More than 5.5 billion doses of vaccines have been administered worldwide. Some Western countries already offer third “booster jabs”.
“Vaccine inequity is a problem that can be resolved,” said WHO Director-General Dr Tedros Adhanom Ghebreyesus, again calling on pharmaceutical companies to prioritize the known UN-backed initiative under the name COVAX, which is designed to share vaccines around the world.
“We call on manufacturers to prioritize COVAX and AVAT (African Vaccine Acquisition Trust). to facilitate the sharing of technology, know-how and intellectual property to support regional vaccine manufacturing. “
“I can sound like a broken record. I don’t care. I will continue to call for equity in vaccines until we get it,” he added, using a phrase he has already used for other problems.

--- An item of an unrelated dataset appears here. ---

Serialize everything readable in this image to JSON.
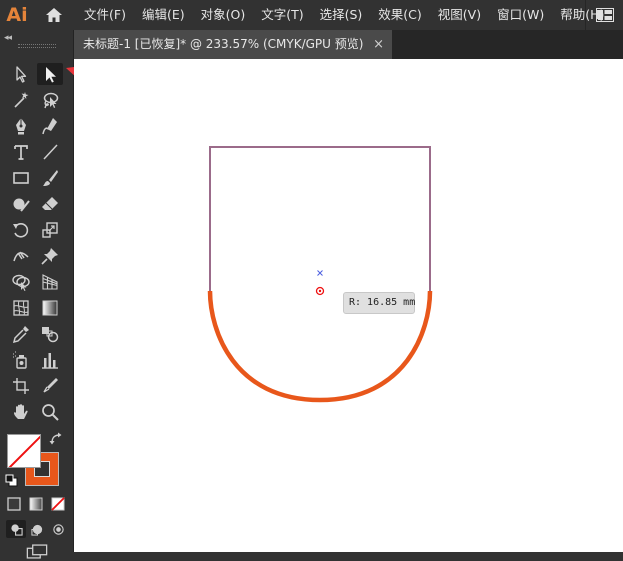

Tedros last week called for a “moratorium” on the use of boosters in healthy populations until the end of the year.
Countries like Israel, France and Germany have already started distributing third doses to some people; the UK on Tuesday announced plans to offer reminders to anyone over 50 as well as young people who may be more vulnerable to COVID-19.
The drugmakers – including Pfizer-BioNTech and Moderna – have shown no indication that they are eager to change their current tactics, which are to call on rich countries and their regulators to allow booster shots.
To date, less than 4% of Africans have been fully immunized and most of the 5.7 billion doses of vaccine administered worldwide have been given in just 10 wealthy countries.
COVAX has missed almost all of its targets and is now begging rich countries to share their doses of vaccines.
WHO and partners have said they hope to provide Africa with around 30% of the COVID-19 vaccines the continent needs by February, largely missing stated targets.
“WHO’s global goals are to support every country to immunize at least 40% of its population by the end of this year and 70% of the world’s population by the middle of next year. So far, only two African countries have reached the 40% target, the lowest of any region, ”said Tedros.
“As I said last week, it’s not because African countries don’t have the capacity or experience to deploy vaccines, it’s because they have been left behind by the rest of the world.”